Chroniquer des livres que je n’ai pas aimés ?

Mon frère m’a récemment fait remarquer qu’à force de ne chroniquer que les livres que j’aime, on a l’impression que j’aime tout ce que je lis. C’est vrai que je sépare mes chroniques en 2 catégories : les chroniques dédiées pour mes coups de cœur, les chroniques dans le cadre de challenges pour les livres que j’ai aimés, ou dont je trouve les qualités importantes. Et je ne chronique jamais ceux que je n’aime pas…

personne en chemise à carreaux lisant un livre noir dans la brume

Déjà, c’est assez rare que je lise jusqu’au bout un roman que je n’aime pas : lire est un plaisir et si le début me déplait, j’abandonne − j’en ai abandonné 11 depuis le début de l’année ! Il est rare que je m’acharne sans raison – c’est arrivé pour Paranoïa de Melissa Bellevigne, que j’ai d’ailleurs chroniqué le lendemain – ce que je regrette. Mais le plus souvent, je ne continue que parce que quelqu’un que j’aime beaucoup me l’a conseillé et que je veux lui faire plaisir…

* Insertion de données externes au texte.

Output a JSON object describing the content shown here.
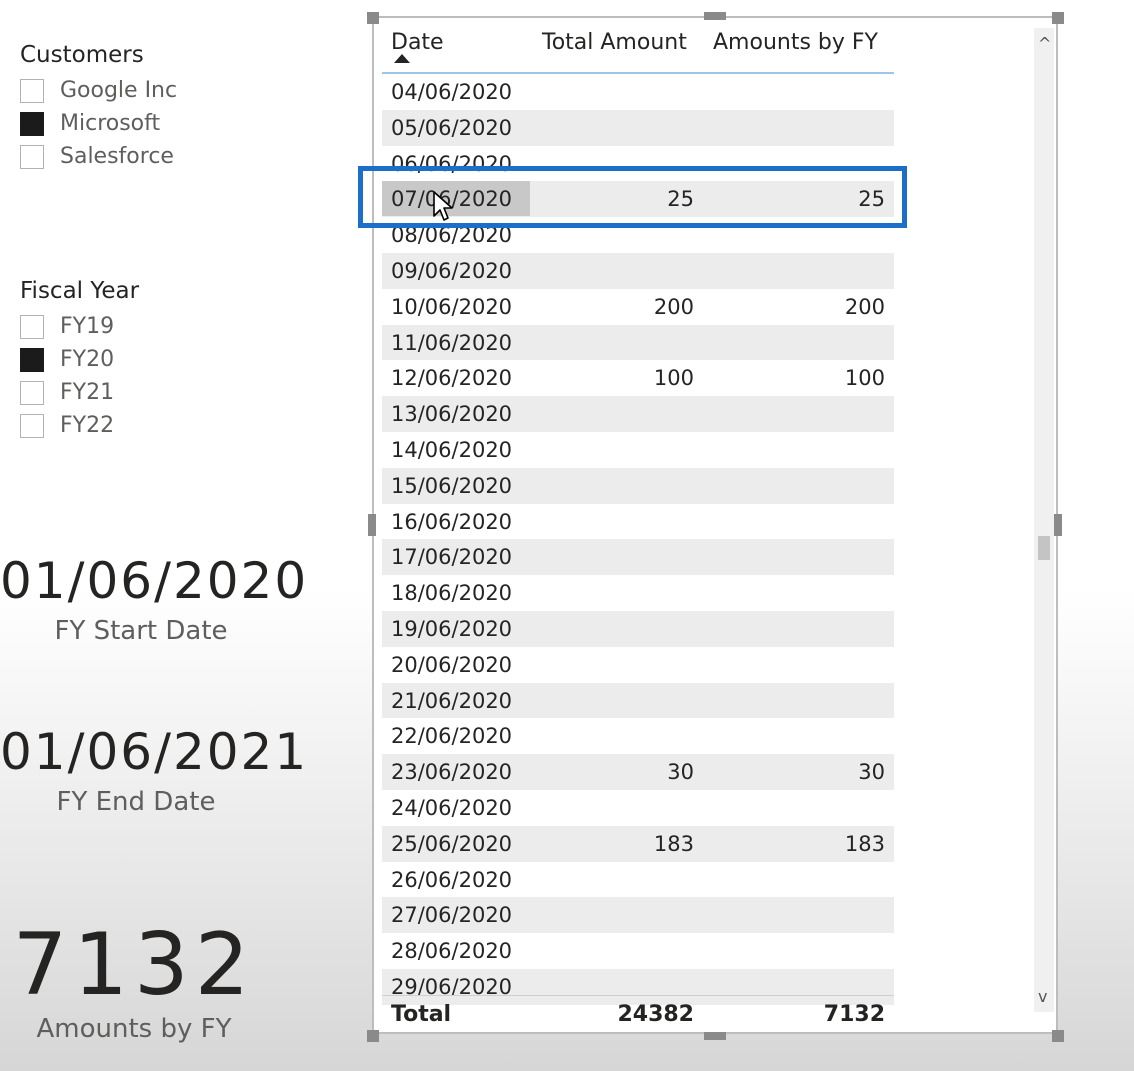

Mais même dans les cas où je finis ces livres, je n’ai pas envie de les chroniquer. Ou plutôt si : j’ai envie de cracher ma haine pendant des heures, mais je me retiens. Pourquoi ?

En fait, je ne vois pas l’intérêt. Ça défoule, mais ce n’est pas agréable, et je considère ça la plupart du temps comme de la méchanceté gratuite. En plus, je lis beaucoup de livres avec de la représentation, et je trouve ça délicat d’en dire du mal. On a déjà critiqué devant moi un roman dont j’avais apprécié la représentation ace, et les personnes – aces elles aussi – ont descendu le livre en expliquant que la représentation était mauvaise. Ce n’était pas faux, mais c’était le 2e roman avec un personnage ace que je lisais, je m’étais beaucoup identifiée. Lorsque j’ai entendu ces critiques, je me suis remise en question, en me disant que si j’aimais une mauvaise représentation, je n’étais peut-être pas vraiment ace… je ne veux pas faire ça à quelqu’un d’autre. Vraiment pas.

Surtout que, souvent, la représentation, c’est subjectif. Mon attirance envers les femmes est très différente de celle que je vois dans la plupart des représentations, et ça ne signifie pas qu’elles sont mauvaises…

Il y a cependant des livres que je considère comme nocifs. Et c’est très tentant de les dénoncer. De lister tous les romans qui romantisent les relations toxiques ou pire… mais j’aurais l’impression de leur faire de la pub. D’éveiller la curiosité, de donner envie aux gens de vérifier si c’est vraiment aussi grave que ce que je dis – car ça m’est arrivé à plusieurs reprises de vouloir vérifier. Ces livres, je veux juste que le monde les oublie. Et le meilleur moyen pour ça, c’est de me taire, même si j’ai envie de râler.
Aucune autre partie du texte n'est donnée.